What is a Japanese garden?
"Medieval builder's rubbish"...
Perhaps one of the most famous Japanese gardens is the rock garden at Ryoanji in Kyoto - no flowers, but a collection of 15 rocks set in a bed of raked gravel. The journalist AA Gill infamously described it as "fundamentally risible, an impracticable joke". More sensitive observers see something completely different - "a gentle, delicate arrangement of rocks [with] such subtle character and texture" (Gouverneur Mosher in "Kyoto: A Contemplative Guide").
...a riot of colour
At the opposite end of the scale are gardens like those at the Heian Shrine, just across the city from Ryoanji. With each season, it changes as its drooping cherry trees, azaleas, irises and water lilies burst into flower one after the other. Then, as the year draws to a close, the maple trees put on a display of fiery autumn colours, contrasting and clashing with the vermillion of the surrounding buildings.
... or something else
In between, are gardens that seek to reproduce nature in miniature - finding its ultimate expression in bonsai. Or gardens that explore the subtleties of moss, stone carvings or bamboo.

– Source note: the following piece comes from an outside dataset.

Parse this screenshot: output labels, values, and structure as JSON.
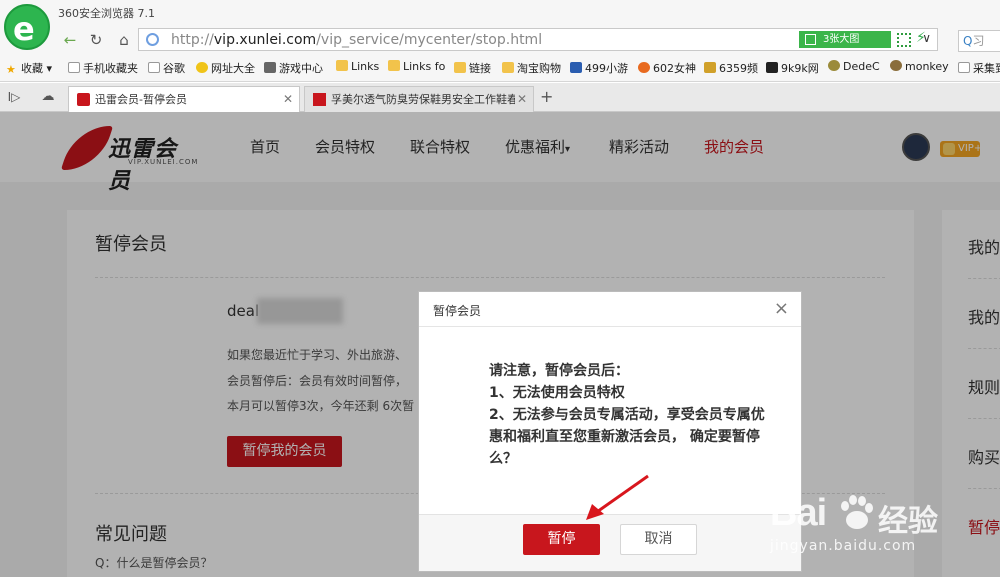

Even when Japanese gardens fill with colour, the effect is very different from the western concept of a profusion of different flowers in bloom. The flowering season is usually brief and intense, but even when it is over, the garden retains its beauty and eternal tranquility - a reminder of the fragility and transience of human life.

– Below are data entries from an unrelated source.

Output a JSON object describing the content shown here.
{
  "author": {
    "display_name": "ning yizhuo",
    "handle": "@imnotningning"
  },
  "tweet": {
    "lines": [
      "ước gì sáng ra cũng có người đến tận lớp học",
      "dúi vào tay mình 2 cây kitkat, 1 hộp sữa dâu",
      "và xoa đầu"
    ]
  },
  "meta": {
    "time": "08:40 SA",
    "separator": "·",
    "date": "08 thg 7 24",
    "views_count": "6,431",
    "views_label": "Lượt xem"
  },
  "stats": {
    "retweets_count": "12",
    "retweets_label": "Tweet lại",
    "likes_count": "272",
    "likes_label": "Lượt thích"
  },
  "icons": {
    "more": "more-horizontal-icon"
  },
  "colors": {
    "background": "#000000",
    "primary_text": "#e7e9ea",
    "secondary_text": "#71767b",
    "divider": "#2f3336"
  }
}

Japanese gardens in the UK and Ireland
The full range of styles can be found Britain and Ireland. Naturally, each garden is influenced by its location and the individual hands that tend it from day to day. Britain, in general, has a much cooler climate than Japan, and different plants thrive and develop in their own ways. That's what makes each visit so special. No garden is ever the same two days in succession.
A unique heritage
Most of us fail to realize is just how many plants that have an everyday place in our gardens - such as irises, lilies and cherry - were unknown to Europe until plant hunters brought them back from Japan from the 17th century onwards. So, in some sense, most British gardens owe their inspiration in part to Japan.